In an effort to separate themselves from the pack of your average sausage slinger, Mutts' menu features the usual staples (Chicago dogs, Polish sausages, chili dogs) alongside dogs topped more esoterically (Buffalo sauce? Strawberry jam? Tzatziki?) and, of course, the Sonoran-style hot dog.
In keeping with their lineup, I decided to split the difference between the standard and the unusual ... and (spoiler alert) I didn't find a bad dog in the bunch.
The Polish Sausage, topped with caramelized onions, sport peppers and yellow mustard, featured a characteristically tough casing, which when combined with the peppers and the onions, provided a nice crunch. The peppers also appeared to be tossed onto the grill, and had just enough spice to be noticeable without overpowering everything else; and true to their website, the mustard was slathered on. I happen to be a devotee of spicy brown mustard (the bottle sitting on my desk attests to that) but any more spice would've just confused matters on what's an otherwise good, simple dog.

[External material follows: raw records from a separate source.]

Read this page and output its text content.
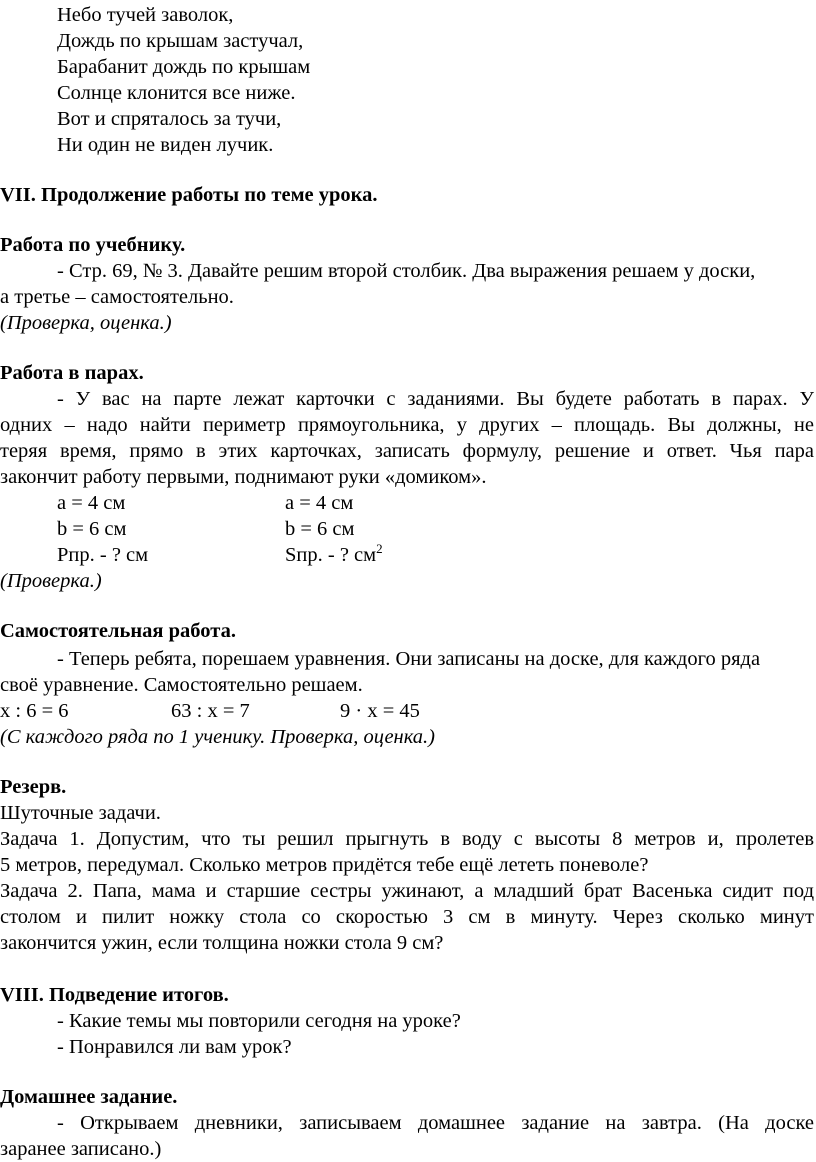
Небо тучей заволок,
Дождь по крышам застучал,
Барабанит дождь по крышам
Солнце клонится все ниже.
Вот и спряталось за тучи,
Ни один не виден лучик.
VII. Продолжение работы по теме урока.
Работа по учебнику.
- Стр. 69, № 3. Давайте решим второй столбик. Два выражения решаем у доски,
а третье – самостоятельно.
(Проверка, оценка.)
Работа в парах.
- У вас на парте лежат карточки с заданиями. Вы будете работать в парах. У
одних – надо найти периметр прямоугольника, у других – площадь. Вы должны, не
теряя время, прямо в этих карточках, записать формулу, решение и ответ. Чья пара
закончит работу первыми, поднимают руки «домиком».
a = 4 см	a = 4 см
b = 6 см	b = 6 см
Рпр. - ? см	Sпр. - ? $см^2$
(Проверка.)
Самостоятельная работа.
- Теперь ребята, порешаем уравнения. Они записаны на доске, для каждого ряда
своё уравнение. Самостоятельно решаем.
x : 6 = 6	63 : x = 7	9 · x = 45
(С каждого ряда по 1 ученику. Проверка, оценка.)
Резерв.
Шуточные задачи.
Задача 1. Допустим, что ты решил прыгнуть в воду с высоты 8 метров и, пролетев
5 метров, передумал. Сколько метров придётся тебе ещё лететь поневоле?
Задача 2. Папа, мама и старшие сестры ужинают, а младший брат Васенька сидит под
столом и пилит ножку стола со скоростью 3 см в минуту. Через сколько минут
закончится ужин, если толщина ножки стола 9 см?
VIII. Подведение итогов.
- Какие темы мы повторили сегодня на уроке?
- Понравился ли вам урок?
Домашнее задание.
- Открываем дневники, записываем домашнее задание на завтра. (На доске
заранее записано.)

The Snoring Dog (their Sonoran-style effort) was, probably my least favorite of the bunch. It's not that there's anything particularly wrong with it, but something just seemed to be missing in the mountain of ingredients; the queso fresco, guacamole, salsa, beans, onions, mustard and mayo definitely obscured the bacon-wrapped hot dog beneath it all. Plus, refried beans just seem weird on a Sonoran dog—granted, the bun would've crumbled under the added weight of pinto beans, but such is life. It didn't help that there were no tomatoes to be found, either. The bacon was nice and smoky though, for what it's worth.

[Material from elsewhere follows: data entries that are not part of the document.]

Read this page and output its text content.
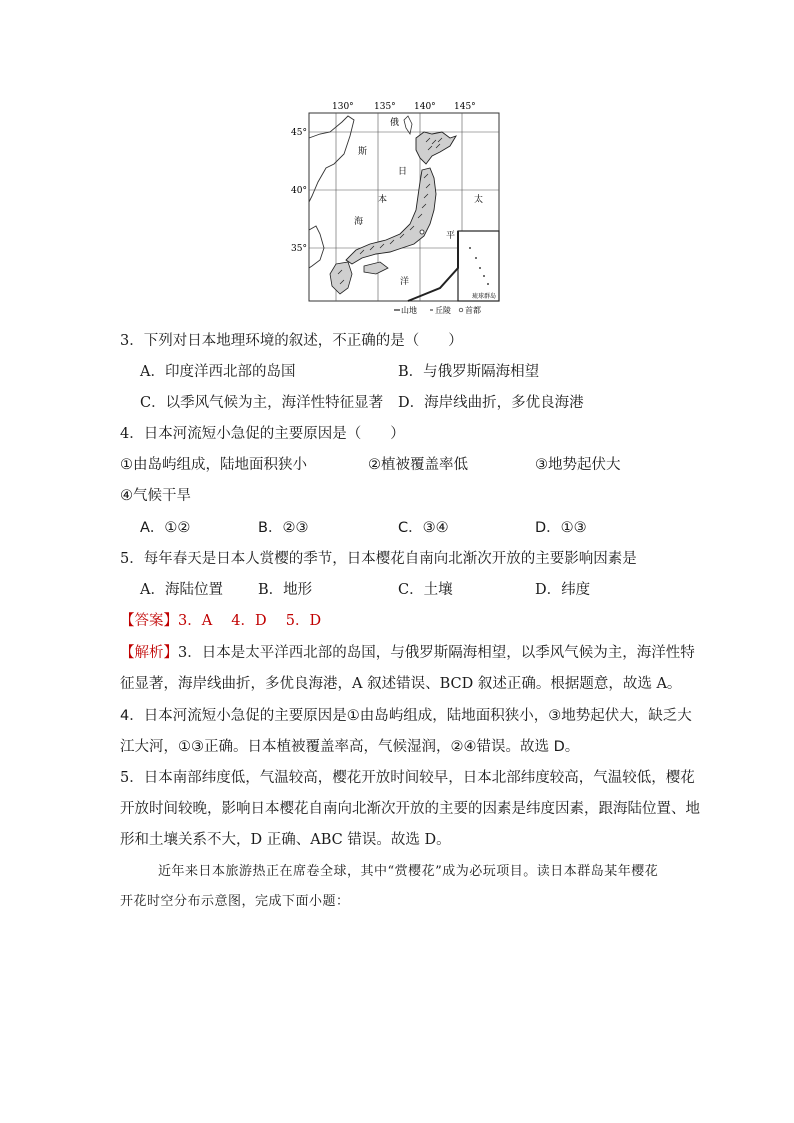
130° 135° 140° 145°
45°
40°
35°
琉球群岛
俄
斯
日
本
海
太
平
洋
山地 丘陵 首都
3．下列对日本地理环境的叙述，不正确的是（　　）
A．印度洋西北部的岛国	B．与俄罗斯隔海相望
C．以季风气候为主，海洋性特征显著 D．海岸线曲折，多优良海港
4．日本河流短小急促的主要原因是（　　）
①由岛屿组成，陆地面积狭小	②植被覆盖率低	③地势起伏大
④气候干旱
A．①②	B．②③	C．③④	D．①③
5．每年春天是日本人赏樱的季节，日本樱花自南向北渐次开放的主要影响因素是
A．海陆位置 B．地形	C．土壤	D．纬度
【答案】3．A　 4．D　 5．D
【解析】3．日本是太平洋西北部的岛国，与俄罗斯隔海相望，以季风气候为主，海洋性特
征显著，海岸线曲折，多优良海港，A 叙述错误、BCD 叙述正确。根据题意，故选 A。
4．日本河流短小急促的主要原因是①由岛屿组成，陆地面积狭小，③地势起伏大，缺乏大
江大河，①③正确。日本植被覆盖率高，气候湿润，②④错误。故选 D。
5．日本南部纬度低，气温较高，樱花开放时间较早，日本北部纬度较高，气温较低，樱花
开放时间较晚，影响日本樱花自南向北渐次开放的主要的因素是纬度因素，跟海陆位置、地
形和土壤关系不大，D 正确、ABC 错误。故选 D。
近年来日本旅游热正在席卷全球，其中“赏樱花”成为必玩项目。读日本群岛某年樱花
开花时空分布示意图，完成下面小题：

The Chicken Andouille Sausage was a nice surprise, stuffed with red beans and rice, and topped with both cream cheese and a sweet and spicy pepper jelly; the sausage had a good, smoky flavor to it as well, but it's less of a sausage that I would purchase on multiple visits, and more of a curiosity that was pleasantly satisfied. The cream cheese and pepper jelly balanced each other nicely though.

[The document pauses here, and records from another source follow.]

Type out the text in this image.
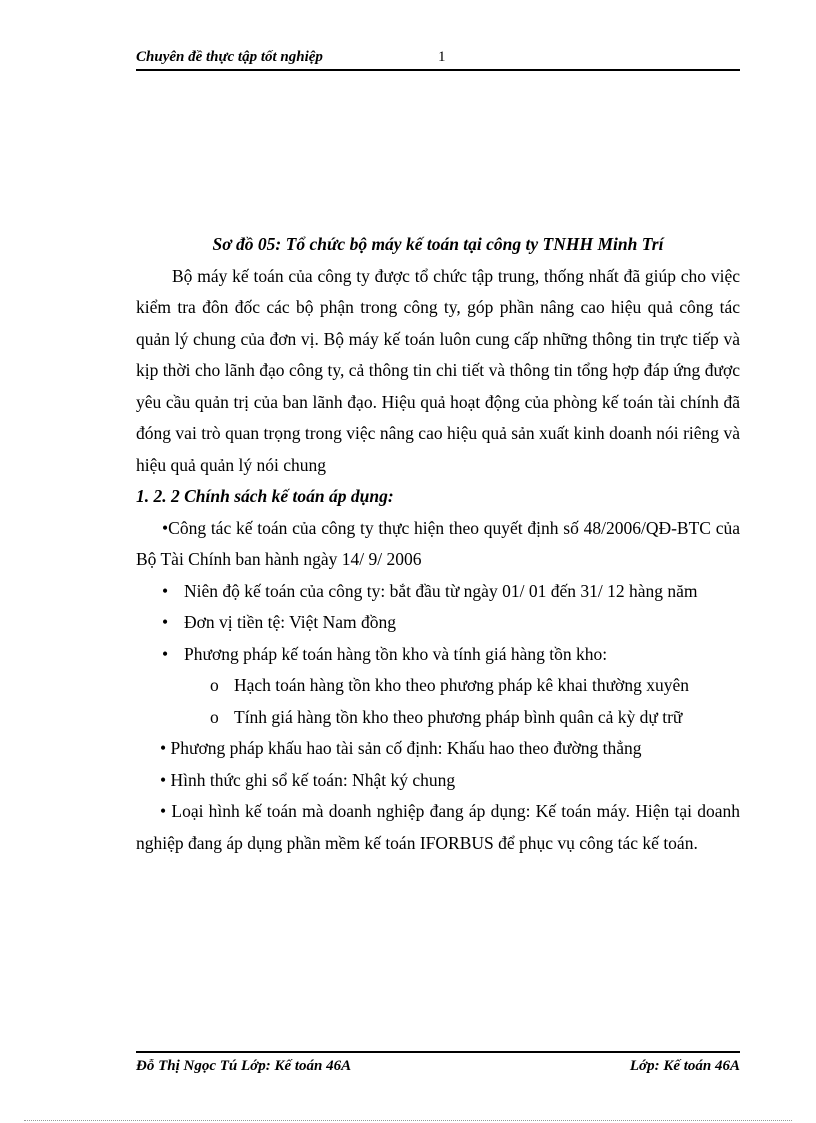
Chuyên đề thực tập tốt nghiệp	1

Sơ đồ 05: Tổ chức bộ máy kế toán tại công ty TNHH Minh Trí

Bộ máy kế toán của công ty được tổ chức tập trung, thống nhất đã giúp cho việc kiểm tra đôn đốc các bộ phận trong công ty, góp phần nâng cao hiệu quả công tác quản lý chung của đơn vị. Bộ máy kế toán luôn cung cấp những thông tin trực tiếp và kịp thời cho lãnh đạo công ty, cả thông tin chi tiết và thông tin tổng hợp đáp ứng được yêu cầu quản trị của ban lãnh đạo. Hiệu quả hoạt động của phòng kế toán tài chính đã đóng vai trò quan trọng trong việc nâng cao hiệu quả sản xuất kinh doanh nói riêng và hiệu quả quản lý nói chung

1. 2. 2 Chính sách kế toán áp dụng:

•Công tác kế toán của công ty thực hiện theo quyết định số 48/2006/QĐ-BTC của Bộ Tài Chính ban hành ngày 14/ 9/ 2006

• Niên độ kế toán của công ty: bắt đầu từ ngày 01/ 01 đến 31/ 12 hàng năm

• Đơn vị tiền tệ: Việt Nam đồng

• Phương pháp kế toán hàng tồn kho và tính giá hàng tồn kho:

o Hạch toán hàng tồn kho theo phương pháp kê khai thường xuyên

o Tính giá hàng tồn kho theo phương pháp bình quân cả kỳ dự trữ

• Phương pháp khấu hao tài sản cố định: Khấu hao theo đường thẳng

• Hình thức ghi sổ kế toán: Nhật ký chung

• Loại hình kế toán mà doanh nghiệp đang áp dụng: Kế toán máy. Hiện tại doanh nghiệp đang áp dụng phần mềm kế toán IFORBUS để phục vụ công tác kế toán.

Đỗ Thị Ngọc Tú Lớp: Kế toán 46A	Lớp: Kế toán 46A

And in keeping with the theme, the most unusual dog I picked from the menu turned out to be pretty pleasant. The Sweet Dog, numerically, turned out to be the most simple of the bunch: hot dog, toasted bun, melted Swiss cheese and strawberry jam. The Swiss is mild enough to sit back and let the jam do most of the flavor work, as the strawberry sweetness counters the saltiness of the meat. Like the Chicken Andouille Sausage, it's a curiosity, but it's one that I'm personally liable to pick up again in the future. Prices run between $3 to $7 per item, with specials running often; you can check out the Mutts Facebook (facebook.com/muttshotdogs) page to get an idea of what they're running, as they update it frequently. For those wondering, Mutts also has an all-day breakfast menu, undoubtedly to pick up any students who are looking to get a decent meal close to campus.
All in all, Mutts is a fine addition to Main Gate Square, offering quality food to sausage enthusiasts from across the Old Pueblo, especially for those who are adventurous enough to try the weirder things on the menu.